The Public Relations Consultants Association (PRCA), of which I am a member and certified trainer, invited me to contribute a blog post recently on how work and agency structures are changing due to social and technological change. Below is what I believe. The original post is here.
In its end of year review for 2015, PR Week cited flexible working as a key challenge for the UK PR industry. This got me thinking about the general structure and culture of agencies and in-house teams, and – while all differ, naturally – all should address two key themes:
1)Flexibility of working in a mobile economy
2)Teams based on skillsets, not seniority
On flexibility
Work is changing. Can you remember when working from home was a big thing? Now it’s common practice, but it took many years to catch on. Working remotely is just one small element in a wider debate on how to retain talented staff – particularly those with children – in a competitive economy where workers regularly rate job satisfaction over salary.
Mature organisations will trust professionals to do their work, wherever they execute it.
On structure
Communications is changing. Does the classic pyramidal agency structure of Directors, Account Managers and Executives provide the flexibility required in an era when communications’ remit now often includes content creation, community management, paid media etc.?
I think that in the same way as smart communicators segment audiences according to relevant interest over set demographics, so agencies will structure teams according to skillset rather than level.

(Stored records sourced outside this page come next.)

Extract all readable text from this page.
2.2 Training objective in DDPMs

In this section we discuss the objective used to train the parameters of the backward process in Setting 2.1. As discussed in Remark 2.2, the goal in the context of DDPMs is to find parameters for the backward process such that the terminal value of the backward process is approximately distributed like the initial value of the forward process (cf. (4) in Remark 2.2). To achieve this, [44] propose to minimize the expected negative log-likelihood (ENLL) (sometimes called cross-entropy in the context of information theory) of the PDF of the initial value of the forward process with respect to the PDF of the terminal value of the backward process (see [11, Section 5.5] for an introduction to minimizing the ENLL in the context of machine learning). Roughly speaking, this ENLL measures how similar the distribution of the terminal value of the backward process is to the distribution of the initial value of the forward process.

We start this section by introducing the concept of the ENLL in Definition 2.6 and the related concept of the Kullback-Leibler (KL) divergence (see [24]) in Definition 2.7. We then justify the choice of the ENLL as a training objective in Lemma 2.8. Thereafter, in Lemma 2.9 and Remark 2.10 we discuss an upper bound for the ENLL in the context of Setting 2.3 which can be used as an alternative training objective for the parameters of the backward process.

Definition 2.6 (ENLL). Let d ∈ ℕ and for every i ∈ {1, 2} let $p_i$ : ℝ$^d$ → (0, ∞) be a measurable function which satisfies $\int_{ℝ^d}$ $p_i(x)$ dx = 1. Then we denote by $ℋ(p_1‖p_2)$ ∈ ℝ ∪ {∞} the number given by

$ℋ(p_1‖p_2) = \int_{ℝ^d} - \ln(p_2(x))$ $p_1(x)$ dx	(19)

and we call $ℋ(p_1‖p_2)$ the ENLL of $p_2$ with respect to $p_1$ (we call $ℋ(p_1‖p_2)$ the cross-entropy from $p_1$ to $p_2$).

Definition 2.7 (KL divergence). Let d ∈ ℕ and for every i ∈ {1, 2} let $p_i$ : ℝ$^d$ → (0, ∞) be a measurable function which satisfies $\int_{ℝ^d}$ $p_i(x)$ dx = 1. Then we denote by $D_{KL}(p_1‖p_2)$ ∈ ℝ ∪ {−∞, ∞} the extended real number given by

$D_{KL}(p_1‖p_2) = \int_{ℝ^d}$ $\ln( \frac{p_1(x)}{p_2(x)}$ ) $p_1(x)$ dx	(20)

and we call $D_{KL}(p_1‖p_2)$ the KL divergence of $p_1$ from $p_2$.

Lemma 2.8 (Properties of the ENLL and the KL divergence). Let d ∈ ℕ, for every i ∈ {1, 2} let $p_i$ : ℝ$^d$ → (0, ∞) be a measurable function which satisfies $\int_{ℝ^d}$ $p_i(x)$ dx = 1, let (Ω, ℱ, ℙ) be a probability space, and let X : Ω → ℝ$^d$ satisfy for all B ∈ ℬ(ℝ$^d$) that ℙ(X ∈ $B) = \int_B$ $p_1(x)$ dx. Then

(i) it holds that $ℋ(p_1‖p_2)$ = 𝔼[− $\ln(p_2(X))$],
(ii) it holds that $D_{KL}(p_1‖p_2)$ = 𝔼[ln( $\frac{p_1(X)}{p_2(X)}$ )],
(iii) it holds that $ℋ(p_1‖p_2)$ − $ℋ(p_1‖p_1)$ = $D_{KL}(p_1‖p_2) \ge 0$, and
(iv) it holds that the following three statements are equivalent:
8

We have a really wide skillset from which to build strong communications teams: some people are fantastic client handlers, some are great strategic planners, and some are awesome writers. Agencies should get the most out of their staff by structuring accounts to play to those individual strengths to get the best results.

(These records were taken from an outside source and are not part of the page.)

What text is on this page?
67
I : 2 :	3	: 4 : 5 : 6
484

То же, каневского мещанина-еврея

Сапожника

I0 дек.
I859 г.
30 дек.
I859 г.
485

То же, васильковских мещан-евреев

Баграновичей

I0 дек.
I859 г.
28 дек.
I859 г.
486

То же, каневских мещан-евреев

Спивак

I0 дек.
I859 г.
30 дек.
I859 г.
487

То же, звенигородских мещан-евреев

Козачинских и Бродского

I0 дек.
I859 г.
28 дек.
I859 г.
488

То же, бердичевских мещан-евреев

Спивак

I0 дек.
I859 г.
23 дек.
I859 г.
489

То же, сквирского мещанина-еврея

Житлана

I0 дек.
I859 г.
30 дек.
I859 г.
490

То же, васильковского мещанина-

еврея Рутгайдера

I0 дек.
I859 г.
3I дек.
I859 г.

You wouldn’t put Wayne Rooney in goal, or Joe Hart in central midfield, yet one could argue PR encourages ‘out of place-ment’ in how it attributes roles.
And those small skills gaps can be easily plugged. Work is changing. We live in a collaborative economy, where anyone with a car can be a cab driver (Uber) or run a bed-and-breakfast (AirBnB). It’s the same with communications, with many choosing a freelance life over agency or in-house. This means agencies have access to an increasing pool of flexible talent to tap into as a resource to turn on and off as they need it.
Communications is changing. Are you changing with it?